« Avec un visage comme le mien comment s’attendre à une carrière sur grand écran ? », déclara Peter Lorre. Karim Leklou, dans le rôle d’Aymeric, le narrateur des Larrieu, a quelque chose de M le Maudit, la noirceur en moins. Ce pilier de rugby encaisse les coups du sort sans protester, excuse ceux qui décident pour lui, résiste à la violence et fait face, placide sans être faible. Il n’est pas en mal d’enfant le jour où sa route croise celle de Florence, célibataire et enceinte de 6 mois. Présent lors de l’accouchement il accompagne le petit Jim pour ses premiers pas et sa vie précaire se transforme au contact de l’enfant, l’amour entre eux est une évidence jusqu’à ce que la vie sépare Jim d’un père qui n’est pas le sien. La largeur du cadre exploitée à son maximum privilégie les plans américains amples, les Larrieu regardent leurs personnages évoluer sur cette terre du Jura aux allures de Montana, rude et douce – Steinbeck n’est pas loin – jusqu’au plan final, beau à pleurer, dans lequel pour la première fois Aymeric se relève d’une sacrée ascension.

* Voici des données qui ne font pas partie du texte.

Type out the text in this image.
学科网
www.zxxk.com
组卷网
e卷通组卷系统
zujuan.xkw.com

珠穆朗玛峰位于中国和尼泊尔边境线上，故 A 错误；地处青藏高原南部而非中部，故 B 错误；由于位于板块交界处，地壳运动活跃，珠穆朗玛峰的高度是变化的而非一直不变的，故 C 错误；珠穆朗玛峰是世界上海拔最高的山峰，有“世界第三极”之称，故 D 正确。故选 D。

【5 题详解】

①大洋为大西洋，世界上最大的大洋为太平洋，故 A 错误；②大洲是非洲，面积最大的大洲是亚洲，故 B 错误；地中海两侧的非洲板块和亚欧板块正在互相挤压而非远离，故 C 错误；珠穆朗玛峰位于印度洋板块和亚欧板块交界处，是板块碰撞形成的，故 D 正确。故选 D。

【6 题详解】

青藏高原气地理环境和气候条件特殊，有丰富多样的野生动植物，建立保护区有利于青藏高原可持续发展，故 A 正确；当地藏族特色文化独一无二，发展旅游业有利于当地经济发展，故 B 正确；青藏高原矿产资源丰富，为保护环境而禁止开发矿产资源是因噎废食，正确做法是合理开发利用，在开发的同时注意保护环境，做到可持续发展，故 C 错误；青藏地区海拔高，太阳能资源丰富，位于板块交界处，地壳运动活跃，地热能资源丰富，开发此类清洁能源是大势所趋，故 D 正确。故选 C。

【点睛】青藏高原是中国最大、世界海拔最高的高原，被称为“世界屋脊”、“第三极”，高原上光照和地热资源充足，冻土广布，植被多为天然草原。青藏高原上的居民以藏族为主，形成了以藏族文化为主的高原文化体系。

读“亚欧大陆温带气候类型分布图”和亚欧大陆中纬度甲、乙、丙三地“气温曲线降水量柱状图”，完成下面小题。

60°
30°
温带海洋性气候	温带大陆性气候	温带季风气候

De quels pères est-on l’enfant ? Le Roman de Jim montre la filiation sans mots, sans explications ni mièvrerie dans une transmission invisible. Les pères peuvent être des mères suffisamment bonnes et les femmes solaires capables d’encourager un intérimaire qui se fout d’enchainer des missions sans intérêt, ni beau, ni moche mais vivant, terriblement vivant et libre. Il faut le voir se jeter à corps perdu sur une piste de techno dans une ultime confrontation, lui qui n’a pas le sens du rythme et ne danse jamais. Ce qu’on a chéri est voué à disparaitre et nous revient différent. Entre temps, il a grandi mais nous on est resté bloqué à 10 ans. Qui, du père ou du fils, élève l’autre, 20 ans après leur rencontre ? Vous n’oublierez pas le visage d’Aymeric, son regard aux mille nuances de la joie à la mélancolie, ses hésitations et sa dégaine maladroite, un type digne, bourré de charme et qui ne le sait pas, on se demande comment le film aurait existé sans Karim Leklou.
Sylvie Boursier
Le Roman de Jim, film d’Arnaud et Jean Marie Larrieu, est en salle depuis le 14 aout.
Le Roman de Jim de Pierric Bailly a été édité chez P.O.L en 2021.